Lajos Németh (14 August 1944 – 26 January 2014) was a Hungarian football referee and former footballer who was on the FIFA International Referees List between 1983 and 1991.

== Career ==
Németh was born in 1944 in Gyomaendrőd, Hungary, and began his career as a footballer in 1962. He first played for Kispest Honvéd FC and Békéscsaba 1912 Előre in the 1960s. At the age of 34, Németh retired as a footballer and became involved with refereeing, ascending to the Nemzeti Bajnokság I in 1981. Two years later, he attained the FIFA international badge and refereed matches at UEFA and intercontinental tournaments.

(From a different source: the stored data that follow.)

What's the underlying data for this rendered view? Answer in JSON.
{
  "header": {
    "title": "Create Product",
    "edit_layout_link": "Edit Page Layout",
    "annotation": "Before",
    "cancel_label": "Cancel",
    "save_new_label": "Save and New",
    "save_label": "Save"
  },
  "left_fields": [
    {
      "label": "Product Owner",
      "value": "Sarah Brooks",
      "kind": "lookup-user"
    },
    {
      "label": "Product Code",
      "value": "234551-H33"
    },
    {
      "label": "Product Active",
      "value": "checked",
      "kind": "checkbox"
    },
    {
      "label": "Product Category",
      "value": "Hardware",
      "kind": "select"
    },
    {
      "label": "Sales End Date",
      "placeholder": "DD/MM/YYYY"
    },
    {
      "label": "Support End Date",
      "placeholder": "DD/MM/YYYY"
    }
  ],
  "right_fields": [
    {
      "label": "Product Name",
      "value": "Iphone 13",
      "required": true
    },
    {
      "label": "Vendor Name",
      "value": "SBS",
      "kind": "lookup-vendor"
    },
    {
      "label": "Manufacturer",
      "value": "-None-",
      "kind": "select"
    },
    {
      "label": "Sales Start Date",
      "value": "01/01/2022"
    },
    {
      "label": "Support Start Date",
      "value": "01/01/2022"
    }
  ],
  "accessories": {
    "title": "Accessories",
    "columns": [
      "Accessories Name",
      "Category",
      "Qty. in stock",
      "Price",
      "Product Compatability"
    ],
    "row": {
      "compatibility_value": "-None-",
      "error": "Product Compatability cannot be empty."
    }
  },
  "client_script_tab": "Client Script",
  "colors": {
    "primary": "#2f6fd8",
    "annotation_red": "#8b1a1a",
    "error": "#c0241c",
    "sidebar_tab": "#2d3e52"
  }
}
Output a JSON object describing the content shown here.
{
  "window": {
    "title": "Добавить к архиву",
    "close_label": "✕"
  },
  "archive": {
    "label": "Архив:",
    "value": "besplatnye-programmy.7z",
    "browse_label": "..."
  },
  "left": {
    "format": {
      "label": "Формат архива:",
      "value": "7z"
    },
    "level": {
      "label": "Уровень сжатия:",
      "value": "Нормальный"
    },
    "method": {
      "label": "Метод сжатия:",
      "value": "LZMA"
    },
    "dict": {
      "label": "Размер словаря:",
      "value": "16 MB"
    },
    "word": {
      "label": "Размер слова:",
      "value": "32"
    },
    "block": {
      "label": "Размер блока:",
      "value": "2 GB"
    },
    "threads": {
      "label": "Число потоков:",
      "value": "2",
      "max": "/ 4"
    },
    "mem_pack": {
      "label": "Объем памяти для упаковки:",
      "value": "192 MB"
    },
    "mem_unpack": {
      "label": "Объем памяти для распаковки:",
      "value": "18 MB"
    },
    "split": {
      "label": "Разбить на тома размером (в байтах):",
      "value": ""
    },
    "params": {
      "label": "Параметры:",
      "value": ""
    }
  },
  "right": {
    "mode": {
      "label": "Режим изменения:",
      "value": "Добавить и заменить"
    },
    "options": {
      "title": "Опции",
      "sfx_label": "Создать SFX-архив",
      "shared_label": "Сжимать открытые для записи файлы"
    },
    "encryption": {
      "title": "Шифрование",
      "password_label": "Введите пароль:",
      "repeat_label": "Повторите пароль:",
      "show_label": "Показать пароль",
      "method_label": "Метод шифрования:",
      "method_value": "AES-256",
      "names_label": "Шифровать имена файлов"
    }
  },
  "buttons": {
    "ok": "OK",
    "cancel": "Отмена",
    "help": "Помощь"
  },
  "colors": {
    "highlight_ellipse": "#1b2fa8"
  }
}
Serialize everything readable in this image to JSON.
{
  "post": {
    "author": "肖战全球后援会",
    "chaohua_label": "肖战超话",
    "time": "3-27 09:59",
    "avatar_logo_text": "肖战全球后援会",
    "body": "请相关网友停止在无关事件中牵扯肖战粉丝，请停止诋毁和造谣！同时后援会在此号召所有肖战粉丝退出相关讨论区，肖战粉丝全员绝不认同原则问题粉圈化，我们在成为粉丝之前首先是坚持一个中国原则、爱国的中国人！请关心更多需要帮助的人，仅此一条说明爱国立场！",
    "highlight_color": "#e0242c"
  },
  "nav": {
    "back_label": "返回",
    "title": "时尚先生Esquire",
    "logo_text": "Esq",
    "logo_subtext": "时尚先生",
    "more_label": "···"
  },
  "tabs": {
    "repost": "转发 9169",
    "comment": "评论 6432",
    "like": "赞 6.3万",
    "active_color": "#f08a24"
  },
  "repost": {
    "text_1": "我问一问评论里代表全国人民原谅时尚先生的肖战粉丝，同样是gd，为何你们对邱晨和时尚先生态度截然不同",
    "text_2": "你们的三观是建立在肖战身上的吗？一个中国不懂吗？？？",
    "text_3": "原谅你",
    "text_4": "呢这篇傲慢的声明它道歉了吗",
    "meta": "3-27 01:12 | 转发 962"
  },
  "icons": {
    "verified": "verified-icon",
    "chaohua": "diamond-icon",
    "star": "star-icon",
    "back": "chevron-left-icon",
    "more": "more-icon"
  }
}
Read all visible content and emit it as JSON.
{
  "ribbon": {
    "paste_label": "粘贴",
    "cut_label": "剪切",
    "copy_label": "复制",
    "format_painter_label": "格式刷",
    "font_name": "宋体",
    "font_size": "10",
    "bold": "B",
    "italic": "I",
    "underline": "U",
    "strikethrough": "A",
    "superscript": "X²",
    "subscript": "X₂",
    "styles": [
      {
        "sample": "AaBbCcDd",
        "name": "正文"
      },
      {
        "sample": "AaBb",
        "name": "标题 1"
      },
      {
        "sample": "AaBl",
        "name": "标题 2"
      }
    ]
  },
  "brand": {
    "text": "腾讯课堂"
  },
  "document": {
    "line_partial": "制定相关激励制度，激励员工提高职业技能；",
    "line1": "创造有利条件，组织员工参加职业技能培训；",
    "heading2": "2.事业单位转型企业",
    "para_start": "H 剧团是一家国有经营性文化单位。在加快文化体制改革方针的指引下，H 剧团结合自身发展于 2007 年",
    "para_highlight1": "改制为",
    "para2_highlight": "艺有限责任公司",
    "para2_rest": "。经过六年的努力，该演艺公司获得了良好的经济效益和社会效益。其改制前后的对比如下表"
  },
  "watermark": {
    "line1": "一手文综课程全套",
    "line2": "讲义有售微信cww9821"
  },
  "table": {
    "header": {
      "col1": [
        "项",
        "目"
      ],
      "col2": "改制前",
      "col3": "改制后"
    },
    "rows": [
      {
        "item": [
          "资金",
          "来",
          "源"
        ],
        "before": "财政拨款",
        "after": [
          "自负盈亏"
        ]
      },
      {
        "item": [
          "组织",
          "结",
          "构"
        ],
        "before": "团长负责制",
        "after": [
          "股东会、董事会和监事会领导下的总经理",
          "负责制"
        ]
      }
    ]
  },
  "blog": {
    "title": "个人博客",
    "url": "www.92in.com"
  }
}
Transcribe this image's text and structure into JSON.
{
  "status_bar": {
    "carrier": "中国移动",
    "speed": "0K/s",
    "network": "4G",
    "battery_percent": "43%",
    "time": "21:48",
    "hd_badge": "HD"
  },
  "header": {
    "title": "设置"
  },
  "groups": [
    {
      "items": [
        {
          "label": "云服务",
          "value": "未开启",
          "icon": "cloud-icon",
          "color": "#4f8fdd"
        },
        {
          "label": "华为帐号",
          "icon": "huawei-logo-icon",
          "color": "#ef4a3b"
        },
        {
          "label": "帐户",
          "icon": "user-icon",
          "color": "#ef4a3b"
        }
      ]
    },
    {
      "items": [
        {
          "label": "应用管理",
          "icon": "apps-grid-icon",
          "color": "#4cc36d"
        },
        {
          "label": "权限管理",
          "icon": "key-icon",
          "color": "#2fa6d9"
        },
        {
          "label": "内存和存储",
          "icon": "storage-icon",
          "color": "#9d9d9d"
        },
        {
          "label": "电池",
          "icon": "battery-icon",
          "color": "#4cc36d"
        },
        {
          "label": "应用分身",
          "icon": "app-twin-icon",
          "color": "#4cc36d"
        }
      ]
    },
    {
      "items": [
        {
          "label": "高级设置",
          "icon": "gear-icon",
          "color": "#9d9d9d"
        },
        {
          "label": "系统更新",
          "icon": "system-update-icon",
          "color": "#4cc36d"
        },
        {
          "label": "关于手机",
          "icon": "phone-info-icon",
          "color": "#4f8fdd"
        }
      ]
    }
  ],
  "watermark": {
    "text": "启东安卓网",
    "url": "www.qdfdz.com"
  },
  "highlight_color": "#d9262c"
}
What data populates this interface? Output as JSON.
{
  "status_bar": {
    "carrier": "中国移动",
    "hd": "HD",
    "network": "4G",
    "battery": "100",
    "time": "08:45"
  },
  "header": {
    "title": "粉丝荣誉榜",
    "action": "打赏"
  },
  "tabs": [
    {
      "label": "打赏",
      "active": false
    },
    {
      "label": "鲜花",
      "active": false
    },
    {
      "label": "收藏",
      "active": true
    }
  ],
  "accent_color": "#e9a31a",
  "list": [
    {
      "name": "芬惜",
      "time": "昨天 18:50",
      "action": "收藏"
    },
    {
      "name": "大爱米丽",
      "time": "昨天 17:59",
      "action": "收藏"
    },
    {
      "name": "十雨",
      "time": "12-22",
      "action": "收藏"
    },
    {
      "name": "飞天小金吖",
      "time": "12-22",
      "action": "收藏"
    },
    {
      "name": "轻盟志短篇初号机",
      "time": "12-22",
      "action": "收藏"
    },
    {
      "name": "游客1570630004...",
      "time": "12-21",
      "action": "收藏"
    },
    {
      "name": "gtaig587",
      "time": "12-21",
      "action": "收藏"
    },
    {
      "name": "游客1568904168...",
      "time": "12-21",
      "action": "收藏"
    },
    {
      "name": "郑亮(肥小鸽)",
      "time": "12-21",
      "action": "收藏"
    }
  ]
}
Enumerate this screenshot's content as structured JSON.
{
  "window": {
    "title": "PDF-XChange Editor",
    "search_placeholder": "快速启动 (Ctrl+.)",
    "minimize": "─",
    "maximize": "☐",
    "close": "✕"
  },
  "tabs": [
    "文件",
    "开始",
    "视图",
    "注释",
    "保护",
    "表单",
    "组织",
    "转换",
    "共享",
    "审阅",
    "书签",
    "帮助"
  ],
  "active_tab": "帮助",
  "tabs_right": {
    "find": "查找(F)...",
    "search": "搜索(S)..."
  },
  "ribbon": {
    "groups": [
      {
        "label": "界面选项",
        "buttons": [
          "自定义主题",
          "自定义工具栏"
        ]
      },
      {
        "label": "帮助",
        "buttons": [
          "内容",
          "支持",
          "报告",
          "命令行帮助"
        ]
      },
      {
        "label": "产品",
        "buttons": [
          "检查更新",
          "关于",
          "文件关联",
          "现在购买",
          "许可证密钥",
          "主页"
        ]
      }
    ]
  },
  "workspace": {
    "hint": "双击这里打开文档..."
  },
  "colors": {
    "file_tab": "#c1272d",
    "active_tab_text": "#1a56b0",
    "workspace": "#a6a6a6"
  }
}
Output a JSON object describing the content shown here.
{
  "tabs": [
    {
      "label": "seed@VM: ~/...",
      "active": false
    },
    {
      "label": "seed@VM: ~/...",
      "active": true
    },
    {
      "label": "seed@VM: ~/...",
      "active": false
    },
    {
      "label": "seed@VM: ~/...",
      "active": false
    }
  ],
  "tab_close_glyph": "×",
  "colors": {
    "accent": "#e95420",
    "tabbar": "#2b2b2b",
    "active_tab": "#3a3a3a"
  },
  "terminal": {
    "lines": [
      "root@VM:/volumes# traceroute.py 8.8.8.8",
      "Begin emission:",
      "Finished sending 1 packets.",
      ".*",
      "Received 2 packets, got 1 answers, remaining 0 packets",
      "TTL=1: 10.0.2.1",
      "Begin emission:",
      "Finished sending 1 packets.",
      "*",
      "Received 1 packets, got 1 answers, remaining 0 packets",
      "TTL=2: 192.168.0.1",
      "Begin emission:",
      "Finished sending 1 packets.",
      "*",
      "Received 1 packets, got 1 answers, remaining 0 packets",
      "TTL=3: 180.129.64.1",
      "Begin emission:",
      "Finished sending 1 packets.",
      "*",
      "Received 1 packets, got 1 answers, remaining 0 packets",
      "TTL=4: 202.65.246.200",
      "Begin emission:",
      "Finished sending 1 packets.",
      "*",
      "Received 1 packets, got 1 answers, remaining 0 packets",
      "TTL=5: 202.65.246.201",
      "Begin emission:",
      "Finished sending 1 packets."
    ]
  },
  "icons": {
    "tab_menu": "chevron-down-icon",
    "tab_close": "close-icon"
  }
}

He was appointed to the 1986 FIFA World Cup in Mexico, where he oversaw a single group stage game between Scotland and Denmark for Group E at Estadio Neza 86 in Ciudad Nezahualcóyotl.

Németh was active at the UEFA Cup Winners' Cup, refereeing the so-called Miracle of Grotenburg match on 19 March 1986 in Krefeld. The game was a second-leg quarter-final and was played between KFC Uerdingen 05 and Dynamo Dresden, finishing in a 7–3 victory for the formers. In April 1989, Németh oversaw another high-stakes match between German teams in a semifinal of the 1988–89 UEFA Cup between VfB Stuttgart and Dynamo Dresden in the then Neckarstadion in Stuttgart.

In 1991, Németh retired from FIFA refereeing and oversaw his last match in Hungary on 9 June 1993 in a game between Vasas SC and BFC Siófok.

He died on 26 January 2014 at the age of 69.